Under the BT satellite scheme, the government will pay for the cost of the dish and modem equipment, connection fees and professional installation for those who qualify.
A similar service also operates in Wales in conjunction with the Welsh government while SSW is also part of the French intervention scheme. Both of these are going well it said.
Satellite to beat full year market expectations…
In its last trading update in November, the company said financial results for the year to 30 November 2016 are expected to be ahead of current market expectations following a strong second half.
Back in its half-year report in August, Satellite told investors that it was on track to hit the expected numbers, but it has hailed the impact of its acquisitions as well as the overall performance of its existing business since then.
The company reported a 78% jump in turnover to £5.7mln in the six months to 31 May 2016 compared to £3.2mln in the same period last year, while like-for-like organic recurring revenue was up 17% to £2.7mln, from £2.3mln last year.
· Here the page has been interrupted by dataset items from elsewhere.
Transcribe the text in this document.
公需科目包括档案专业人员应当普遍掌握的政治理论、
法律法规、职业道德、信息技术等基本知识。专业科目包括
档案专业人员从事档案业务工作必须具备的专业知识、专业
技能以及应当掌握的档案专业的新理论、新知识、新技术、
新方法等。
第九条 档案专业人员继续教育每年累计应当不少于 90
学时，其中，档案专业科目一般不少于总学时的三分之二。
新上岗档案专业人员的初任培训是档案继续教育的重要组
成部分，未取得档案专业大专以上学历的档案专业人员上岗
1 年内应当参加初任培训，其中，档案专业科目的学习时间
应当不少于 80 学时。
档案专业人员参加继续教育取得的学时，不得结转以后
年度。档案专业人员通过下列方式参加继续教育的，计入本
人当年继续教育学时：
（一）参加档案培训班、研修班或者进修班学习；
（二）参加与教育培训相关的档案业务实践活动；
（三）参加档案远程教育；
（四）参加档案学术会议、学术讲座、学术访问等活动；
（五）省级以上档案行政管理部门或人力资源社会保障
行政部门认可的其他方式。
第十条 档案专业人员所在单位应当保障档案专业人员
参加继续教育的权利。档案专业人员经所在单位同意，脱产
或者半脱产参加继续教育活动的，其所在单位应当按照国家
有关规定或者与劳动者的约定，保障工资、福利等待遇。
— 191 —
Average revenues per user increased from £36.16 to £40.06.
“The rapid and successful integration of the acquisitions which we have completed around the world, both big and small, show the robustness of our systems and management's ability to control growth,” Chief executive Andrew Walwyn said.
“Our focus on increasing revenues, cost control and, most importantly, cash generation, is already starting to be shown in these results.”
At the time of its half year results, the group’s global customer base stood at 74,500, an increase of 680% prior to its flotation.
The company said it was firmly on course to achieve its target of 100,000 customers by the end of 2017.
Broadband access the growth driver
SSW is an Internet service provider but the twist is it delivers the connection via satellite.
It provides its services to businesses as a back-up to the traditional line or cable based service; the construction sector also uses SSW, as do broadcasters.
However, its stock in trade, the part that generates most of the sales, is connecting remote communities across Europe to a workable, reliable and reasonably fast Internet services.
These are the areas where it is just not cost effective to introduce traditional broadband.
In Wales, for instance, there are 40,000 rural households that don’t have what nowadays would be considered bog standard Internet access.
In all, anywhere from 5-15% of the population of Europe requires a service such as SSW’s.
There are plenty of providers – around 50 here and on the Continent.
Some are loss-making, while others are unwanted appendages of larger organisations.
For the satellite owners – firms such as Eutelsat, SES and Avanti – there are too many of these intermediaries to deal with.
So, it makes the sector a classic consolidation play.
Broadband consolidation important
“With pressure from the networks to consolidate this is what we are doing,” Walwyn told Proactive Investors.
“We are bringing businesses together - it is very much a roll-up strategy.
“We are taking different businesses, taking customers and introducing a far lower overhead.”
Last firms standing
Walwyn reckons the current 50 operators could be whittled down to just five big players over the next five years, so the opportunity to increase scale (and create the economies that come with size) are there.
At 8.99p per share, SSW is currently valued at £47.6mln.